RV has started to address this more directly with its annual Diversity Job Fair held every April. Last year, RV attracted dozens of qualified candidates to engage with districts across the south Jersey region.

“We are experiencing staffing shortages across New Jersey schools, which has compounded the challenge many of us already faced to increase minority representation in our workforce,” Superintendent Christopher Heilig told the Burlington County Times last spring. “By joining with schools across our region, we hope to raise visibility of this job fair and attract interested and qualified candidates who will help us deepen the understanding and appreciation of diversity through education.” 
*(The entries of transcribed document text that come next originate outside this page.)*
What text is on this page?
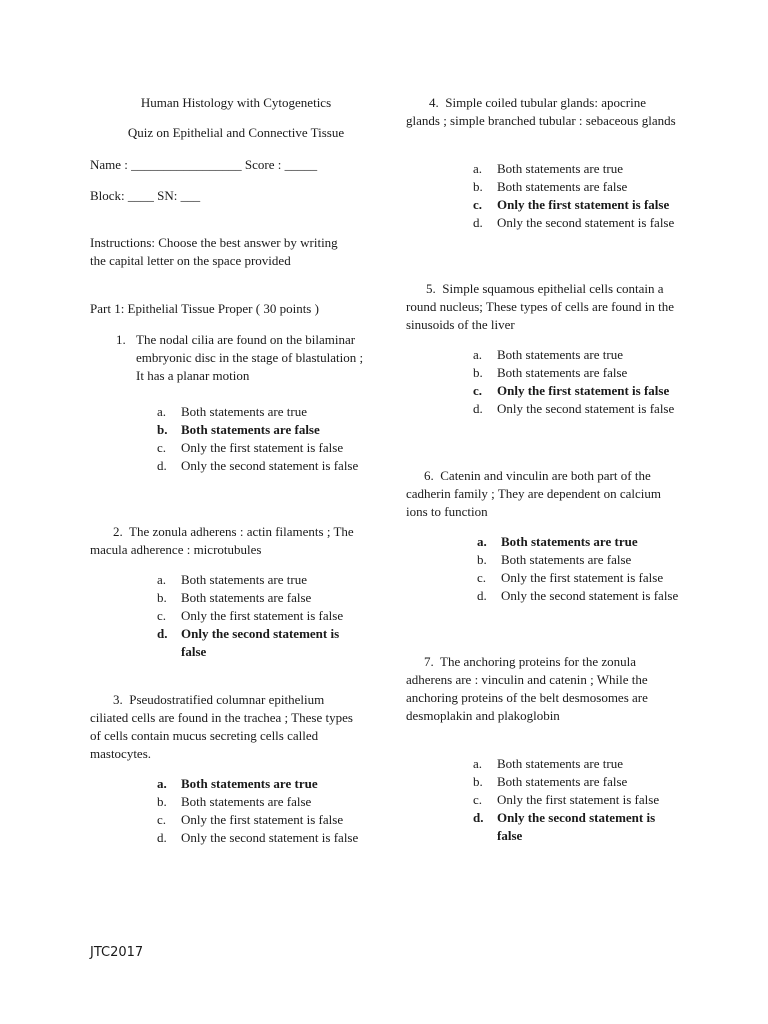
Human Histology with Cytogenetics
Quiz on Epithelial and Connective Tissue
Name : _________________ Score : _____
Block: ____ SN: ___
Instructions: Choose the best answer by writing the capital letter on the space provided
Part 1: Epithelial Tissue Proper ( 30 points )
1. The nodal cilia are found on the bilaminar embryonic disc in the stage of blastulation ; It has a planar motion
a. Both statements are true
b. Both statements are false
c. Only the first statement is false
d. Only the second statement is false
2. The zonula adherens : actin filaments ; The macula adherence : microtubules
a. Both statements are true
b. Both statements are false
c. Only the first statement is false
d. Only the second statement is false
3. Pseudostratified columnar epithelium ciliated cells are found in the trachea ; These types of cells contain mucus secreting cells called mastocytes.
a. Both statements are true
b. Both statements are false
c. Only the first statement is false
d. Only the second statement is false
4. Simple coiled tubular glands: apocrine glands ; simple branched tubular : sebaceous glands
a. Both statements are true
b. Both statements are false
c. Only the first statement is false
d. Only the second statement is false
5. Simple squamous epithelial cells contain a round nucleus; These types of cells are found in the sinusoids of the liver
a. Both statements are true
b. Both statements are false
c. Only the first statement is false
d. Only the second statement is false
6. Catenin and vinculin are both part of the cadherin family ; They are dependent on calcium ions to function
a. Both statements are true
b. Both statements are false
c. Only the first statement is false
d. Only the second statement is false
7. The anchoring proteins for the zonula adherens are : vinculin and catenin ; While the anchoring proteins of the belt desmosomes are desmoplakin and plakoglobin
a. Both statements are true
b. Both statements are false
c. Only the first statement is false
d. Only the second statement is false
JTC2017
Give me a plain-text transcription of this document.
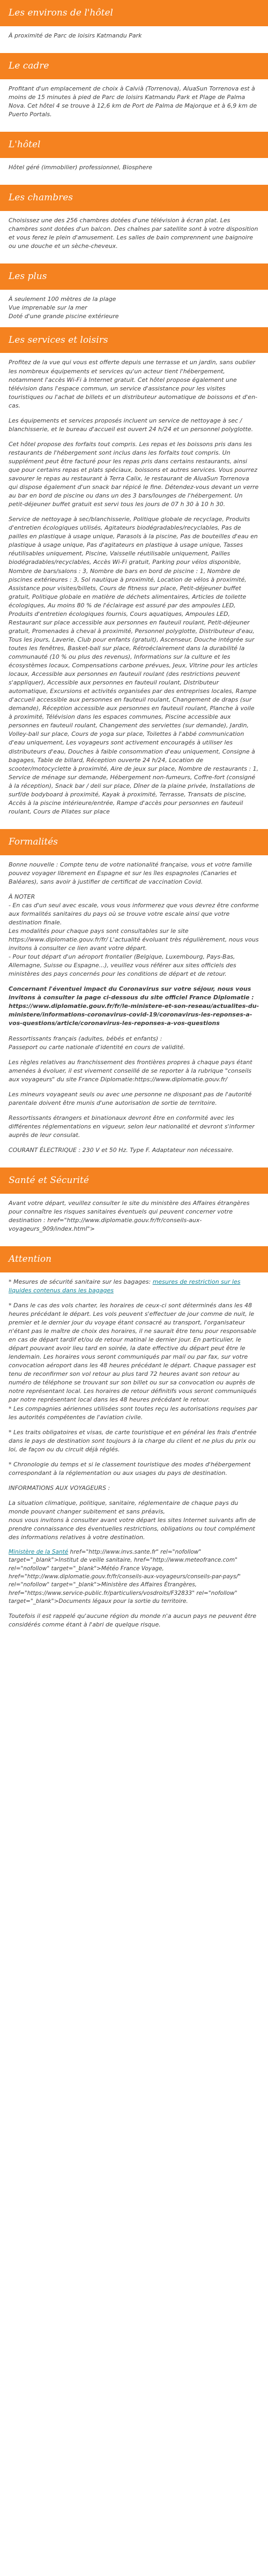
Les environs de l'hôtel

À proximité de Parc de loisirs Katmandu Park

Le cadre

Profitant d'un emplacement de choix à Calvià (Torrenova), AluaSun Torrenova est à moins de 15 minutes à pied de Parc de loisirs Katmandu Park et Plage de Palma Nova. Cet hôtel 4 se trouve à 12,6 km de Port de Palma de Majorque et à 6,9 km de Puerto Portals.

L'hôtel

Hôtel géré (immobilier) professionnel, Biosphere

Les chambres

Choisissez une des 256 chambres dotées d'une télévision à écran plat. Les chambres sont dotées d'un balcon. Des chaînes par satellite sont à votre disposition et vous ferez le plein d'amusement. Les salles de bain comprennent une baignoire ou une douche et un sèche-cheveux.

Les plus
À seulement 100 mètres de la plage
Vue imprenable sur la mer
Doté d'une grande piscine extérieure
Les services et loisirs

Profitez de la vue qui vous est offerte depuis une terrasse et un jardin, sans oublier les nombreux équipements et services qu'un acteur tient l'hébergement, notamment l'accès Wi-Fi à Internet gratuit. Cet hôtel propose également une télévision dans l'espace commun, un service d'assistance pour les visites touristiques ou l'achat de billets et un distributeur automatique de boissons et d'en-cas.

Les équipements et services proposés incluent un service de nettoyage à sec / blanchisserie, et le bureau d'accueil est ouvert 24 h/24 et un personnel polyglotte.

Cet hôtel propose des forfaits tout compris. Les repas et les boissons pris dans les restaurants de l'hébergement sont inclus dans les forfaits tout compris. Un supplément peut être facturé pour les repas pris dans certains restaurants, ainsi que pour certains repas et plats spéciaux, boissons et autres services. Vous pourrez savourer le repas au restaurant à Terra Calix, le restaurant de AluaSun Torrenova qui dispose également d'un snack bar répicé le fine. Détendez-vous devant un verre au bar en bord de piscine ou dans un des 3 bars/lounges de l'hébergement. Un petit-déjeuner buffet gratuit est servi tous les jours de 07 h 30 à 10 h 30.

Service de nettoyage à sec/blanchisserie, Politique globale de recyclage, Produits d'entretien écologiques utilisés, Agitateurs biodégradables/recyclables, Pas de pailles en plastique à usage unique, Parasols à la piscine, Pas de bouteilles d'eau en plastique à usage unique, Pas d'agitateurs en plastique à usage unique, Tasses réutilisables uniquement, Piscine, Vaisselle réutilisable uniquement, Pailles biodégradables/recyclables, Accès Wi-Fi gratuit, Parking pour vélos disponible, Nombre de bars/salons : 3, Nombre de bars en bord de piscine : 1, Nombre de piscines extérieures : 3, Sol nautique à proximité, Location de vélos à proximité, Assistance pour visites/billets, Cours de fitness sur place, Petit-déjeuner buffet gratuit, Politique globale en matière de déchets alimentaires, Articles de toilette écologiques, Au moins 80 % de l'éclairage est assuré par des ampoules LED, Produits d'entretien écologiques fournis, Cours aquatiques, Ampoules LED, Restaurant sur place accessible aux personnes en fauteuil roulant, Petit-déjeuner gratuit, Promenades à cheval à proximité, Personnel polyglotte, Distributeur d'eau, Tous les jours, Laverie, Club pour enfants (gratuit), Ascenseur, Douche intégrée sur toutes les fenêtres, Basket-ball sur place, Rétroéclairement dans la durabilité la communauté (10 % ou plus des revenus), Informations sur la culture et les écosystèmes locaux, Compensations carbone prévues, Jeux, Vitrine pour les articles locaux, Accessible aux personnes en fauteuil roulant (des restrictions peuvent s'appliquer), Accessible aux personnes en fauteuil roulant, Distributeur automatique, Excursions et activités organisées par des entreprises locales, Rampe d'accueil accessible aux personnes en fauteuil roulant, Changement de draps (sur demande), Réception accessible aux personnes en fauteuil roulant, Planche à voile à proximité, Télévision dans les espaces communes, Piscine accessible aux personnes en fauteuil roulant, Changement des serviettes (sur demande), Jardin, Volley-ball sur place, Cours de yoga sur place, Toilettes à l'abbé communication d'eau uniquement, Les voyageurs sont activement encouragés à utiliser les distributeurs d'eau, Douches à faible consommation d'eau uniquement, Consigne à bagages, Table de billard, Réception ouverte 24 h/24, Location de scooter/motocyclette à proximité, Aire de jeux sur place, Nombre de restaurants : 1, Service de ménage sur demande, Hébergement non-fumeurs, Coffre-fort (consigné à la réception), Snack bar / deli sur place, Dîner de la plaine privée, Installations de surf/de bodyboard à proximité, Kayak à proximité, Terrasse, Transats de piscine, Accès à la piscine intérieure/entrée, Rampe d'accès pour personnes en fauteuil roulant, Cours de Pilates sur place

Formalités

Bonne nouvelle : Compte tenu de votre nationalité française, vous et votre famille pouvez voyager librement en Espagne et sur les îles espagnoles (Canaries et Baléares), sans avoir à justifier de certificat de vaccination Covid.

À NOTER
- En cas d'un seul avec escale, vous vous informerez que vous devrez être conforme aux formalités sanitaires du pays où se trouve votre escale ainsi que votre destination finale.
Les modalités pour chaque pays sont consultables sur le site https://www.diplomatie.gouv.fr/fr/ L'actualité évoluant très régulièrement, nous vous invitons à consulter ce lien avant votre départ.
- Pour tout départ d'un aéroport frontalier (Belgique, Luxembourg, Pays-Bas, Allemagne, Suisse ou Espagne...), veuillez vous référer aux sites officiels des ministères des pays concernés pour les conditions de départ et de retour.

Concernant l'éventuel impact du Coronavirus sur votre séjour, nous vous invitons à consulter la page ci-dessous du site officiel France Diplomatie : https://www.diplomatie.gouv.fr/fr/le-ministere-et-son-reseau/actualites-du-ministere/informations-coronavirus-covid-19/coronavirus-les-reponses-a-vos-questions/article/coronavirus-les-reponses-a-vos-questions

Ressortissants français (adultes, bébés et enfants) :
Passeport ou carte nationale d'identité en cours de validité.

Les règles relatives au franchissement des frontières propres à chaque pays étant amenées à évoluer, il est vivement conseillé de se reporter à la rubrique "conseils aux voyageurs" du site France Diplomatie:https://www.diplomatie.gouv.fr/

Les mineurs voyageant seuls ou avec une personne ne disposant pas de l'autorité parentale doivent être munis d'une autorisation de sortie de territoire.

Ressortissants étrangers et binationaux devront être en conformité avec les différentes réglementations en vigueur, selon leur nationalité et devront s'informer auprès de leur consulat.

COURANT ÉLECTRIQUE : 230 V et 50 Hz. Type F. Adaptateur non nécessaire.

Santé et Sécurité

Avant votre départ, veuillez consulter le site du ministère des Affaires étrangères pour connaître les risques sanitaires éventuels qui peuvent concerner votre
destination : href="http://www.diplomatie.gouv.fr/fr/conseils-aux-voyageurs_909/index.html">

Attention

* Mesures de sécurité sanitaire sur les bagages: mesures de restriction sur les liquides contenus dans les bagages

* Dans le cas des vols charter, les horaires de ceux-ci sont déterminés dans les 48 heures précédant le départ. Les vols peuvent s'effectuer de jour comme de nuit, le premier et le dernier jour du voyage étant consacré au transport, l'organisateur n'étant pas le maître de choix des horaires, il ne saurait être tenu pour responsable en cas de départ tardif et/ou de retour matinal le dernier jour. En particulier, le départ pouvant avoir lieu tard en soirée, la date effective du départ peut être le lendemain. Les horaires vous seront communiqués par mail ou par fax, sur votre convocation aéroport dans les 48 heures précédant le départ. Chaque passager est tenu de reconfirmer son vol retour au plus tard 72 heures avant son retour au numéro de téléphone se trouvant sur son billet ou sur sa convocation ou auprès de notre représentant local. Les horaires de retour définitifs vous seront communiqués par notre représentant local dans les 48 heures précédant le retour.
* Les compagnies aériennes utilisées sont toutes reçu les autorisations requises par les autorités compétentes de l'aviation civile.

* Les traits obligatoires et visas, de carte touristique et en général les frais d'entrée dans le pays de destination sont toujours à la charge du client et ne plus du prix ou loi, de façon ou du circuit déjà réglés.

* Chronologie du temps et si le classement touristique des modes d'hébergement correspondant à la réglementation ou aux usages du pays de destination.

INFORMATIONS AUX VOYAGEURS :

La situation climatique, politique, sanitaire, réglementaire de chaque pays du monde pouvant changer subitement et sans préavis,
nous vous invitons à consulter avant votre départ les sites Internet suivants afin de prendre connaissance des éventuelles restrictions, obligations ou tout complément des informations relatives à votre destination.

Ministère de la Santé href="http://www.invs.sante.fr" rel="nofollow" target="_blank">Institut de veille sanitaire, href="http://www.meteofrance.com" rel="nofollow" target="_blank">Météo France Voyage, href="http://www.diplomatie.gouv.fr/fr/conseils-aux-voyageurs/conseils-par-pays/" rel="nofollow" target="_blank">Ministère des Affaires Étrangères, href="https://www.service-public.fr/particuliers/vosdroits/F32833" rel="nofollow" target="_blank">Documents légaux pour la sortie du territoire.

Toutefois il est rappelé qu'aucune région du monde n'a aucun pays ne peuvent être considérés comme étant à l'abri de quelque risque.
RV plans on holding another Diversity Job fair for districts on the area this April, and hopes to attract even more candidates.

Another initiative the school has launched in an effort to draw more diverse candidates to the district is the formation of the Future Educators of America group, which is a club for prospective teachers to get a taste of teaching before entering higher education.

“Our hope is that with the formation of the FEA we will be able to make a prospective teaching force that looks more like our student body,” said Mrs. Sarah Sherman, the club’s adviser. “A ‘home-grown’ program can help spark interest across different demographics and encourage students to return to RV one day as a teacher.”

While much of the lack of diversity stems from national trends, RV continues to search for creative ways to attract more diverse teachers and staff from across different backgrounds and walks of life. Studies show that the more the teaching staff looks like the student body, the greater an impact it can have on student academic outcomes.